Lebanon News

French voters in Beirut choose 'between the bad and the worse'

BEIRUT: French voting stations in Beirut witnessed a low voter turnout for the second round of presidential elections on Sunday, local media reported.

“The turnout up till now (Sunday noon) is still lower than the first round of elections (in Beirut),” French Consul General in Beirut Cécile Longé was quoted as saying by the National News Agency.

In the second round of elections and after a campaign rife with scandals and close competition, French voters will vote Sunday in favor of Emmanuel Macron, often described as a pro-European Union centrist or Marine Le Pen, an anti-EU, anti-immigration far-rightist for a term of five years.

“We are choosing between the bad and the worse,” a man told local New TV reporter as he entered the voting center at the French Embassy in Beirut.

Three voting centers were opened in Beirut, at the French Embassy compound and French School in the Sodeco quarter, and the Higher School of Business in Ras Beirut.

While parents were busy casting their votes inside the French Institute adjacent to the French Embassy, children were playing outside in the practically empty entrances, unlike the high turnout witnessed during the first round of elections on April 24.

One center in each of south Lebanon’s Sidon, Mount Lebanon’s Jounieh and north Lebanon’s Tripoli were also opened for voters.

Posters for both Macron and Le Pen were raised at the entrance of the poll stations.

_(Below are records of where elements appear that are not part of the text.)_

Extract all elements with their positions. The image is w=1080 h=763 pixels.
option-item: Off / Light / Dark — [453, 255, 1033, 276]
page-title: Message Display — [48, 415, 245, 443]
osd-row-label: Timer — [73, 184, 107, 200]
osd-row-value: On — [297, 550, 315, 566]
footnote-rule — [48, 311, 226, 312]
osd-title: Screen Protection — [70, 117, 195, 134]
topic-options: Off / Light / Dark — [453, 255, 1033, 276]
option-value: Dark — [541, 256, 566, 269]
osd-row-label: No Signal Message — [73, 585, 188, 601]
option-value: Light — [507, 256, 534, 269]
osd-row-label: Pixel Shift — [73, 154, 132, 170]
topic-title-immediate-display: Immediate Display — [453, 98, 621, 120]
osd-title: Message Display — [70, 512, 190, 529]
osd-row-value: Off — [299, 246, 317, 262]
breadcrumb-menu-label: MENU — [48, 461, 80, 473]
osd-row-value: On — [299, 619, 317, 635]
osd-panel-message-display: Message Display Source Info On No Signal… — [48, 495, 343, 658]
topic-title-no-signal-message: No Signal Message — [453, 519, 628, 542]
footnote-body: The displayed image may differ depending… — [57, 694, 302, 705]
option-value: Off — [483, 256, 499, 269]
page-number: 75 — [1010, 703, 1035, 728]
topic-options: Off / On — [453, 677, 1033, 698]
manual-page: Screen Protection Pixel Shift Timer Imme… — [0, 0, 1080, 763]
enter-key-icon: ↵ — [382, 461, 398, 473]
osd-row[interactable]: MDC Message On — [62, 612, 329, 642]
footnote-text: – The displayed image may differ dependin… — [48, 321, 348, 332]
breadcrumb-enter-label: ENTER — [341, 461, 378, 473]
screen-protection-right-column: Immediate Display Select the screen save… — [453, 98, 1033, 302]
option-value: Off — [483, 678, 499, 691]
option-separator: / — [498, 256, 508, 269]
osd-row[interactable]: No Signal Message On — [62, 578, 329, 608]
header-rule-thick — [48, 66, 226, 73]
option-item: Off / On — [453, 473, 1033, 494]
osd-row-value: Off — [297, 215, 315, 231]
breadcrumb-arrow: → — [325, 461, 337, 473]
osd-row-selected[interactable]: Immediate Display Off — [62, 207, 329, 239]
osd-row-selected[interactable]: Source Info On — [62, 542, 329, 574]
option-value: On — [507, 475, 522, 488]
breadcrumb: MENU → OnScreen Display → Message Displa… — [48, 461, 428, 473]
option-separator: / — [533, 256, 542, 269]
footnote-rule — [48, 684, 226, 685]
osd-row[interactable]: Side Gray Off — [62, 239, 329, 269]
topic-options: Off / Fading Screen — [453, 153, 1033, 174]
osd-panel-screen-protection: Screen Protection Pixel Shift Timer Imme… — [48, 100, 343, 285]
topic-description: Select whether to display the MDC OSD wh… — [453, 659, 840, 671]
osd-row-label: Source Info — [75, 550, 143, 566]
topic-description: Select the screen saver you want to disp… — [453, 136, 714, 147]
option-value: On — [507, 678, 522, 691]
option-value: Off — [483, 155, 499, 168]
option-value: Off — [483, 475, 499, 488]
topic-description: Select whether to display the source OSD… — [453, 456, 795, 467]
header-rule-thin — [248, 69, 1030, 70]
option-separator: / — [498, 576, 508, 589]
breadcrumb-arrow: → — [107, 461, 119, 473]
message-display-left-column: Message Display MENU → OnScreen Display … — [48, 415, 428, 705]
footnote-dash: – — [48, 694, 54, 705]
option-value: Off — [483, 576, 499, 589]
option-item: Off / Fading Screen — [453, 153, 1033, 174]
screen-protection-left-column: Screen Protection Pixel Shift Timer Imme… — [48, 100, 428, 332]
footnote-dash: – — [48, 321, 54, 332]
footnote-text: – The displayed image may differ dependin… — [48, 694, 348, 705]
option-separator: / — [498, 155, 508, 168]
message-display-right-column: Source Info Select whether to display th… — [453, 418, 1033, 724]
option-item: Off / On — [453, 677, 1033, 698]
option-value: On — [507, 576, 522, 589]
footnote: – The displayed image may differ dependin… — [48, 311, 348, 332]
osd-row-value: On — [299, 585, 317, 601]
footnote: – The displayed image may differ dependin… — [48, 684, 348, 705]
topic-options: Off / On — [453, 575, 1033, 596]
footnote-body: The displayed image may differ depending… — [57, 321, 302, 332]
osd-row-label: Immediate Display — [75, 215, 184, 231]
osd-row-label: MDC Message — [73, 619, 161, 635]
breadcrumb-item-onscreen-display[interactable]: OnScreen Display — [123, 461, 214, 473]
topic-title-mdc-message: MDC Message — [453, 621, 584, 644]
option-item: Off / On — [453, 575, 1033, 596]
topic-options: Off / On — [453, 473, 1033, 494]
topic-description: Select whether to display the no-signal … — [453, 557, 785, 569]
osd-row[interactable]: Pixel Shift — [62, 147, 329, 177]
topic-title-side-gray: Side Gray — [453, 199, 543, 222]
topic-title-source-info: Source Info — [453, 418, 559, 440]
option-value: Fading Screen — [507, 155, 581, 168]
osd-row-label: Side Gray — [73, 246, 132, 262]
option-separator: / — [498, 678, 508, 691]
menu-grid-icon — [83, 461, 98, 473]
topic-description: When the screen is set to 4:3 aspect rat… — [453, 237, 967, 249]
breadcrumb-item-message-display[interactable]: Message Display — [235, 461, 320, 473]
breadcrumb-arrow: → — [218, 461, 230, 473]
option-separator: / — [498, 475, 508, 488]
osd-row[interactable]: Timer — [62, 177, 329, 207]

Macron's poster read, "Ensemble, La France!" which translates into English as, "Together for France." Le Pen's banner said, "Choisir La France," or "Choose France".

Le Pen's posters had not appeared at the voting stations during the first round as they were delivered after the deadline set by the elections committee.

French ambassador to Lebanon Emmanuel Bonne thanked the volunteers "who helped make the elections process in Lebanon much more smooth," adding that “the Lebanese-French ties of Friendship are manifested now through the voting boxes.”

An additional voting station at the French Embassy in Beirut was dedicated to the French citizens living in Syria, Longé said, adding, however, that "the French authorities did not coordinate with Syrian authorities regarding any facilities for the participation of the French citizens residing in Syria, as the (diplomatic) ties between both sides have been cut."

Voting stations opened at 8:00 a.m. and will continue to receive voters until 7:00 p.m.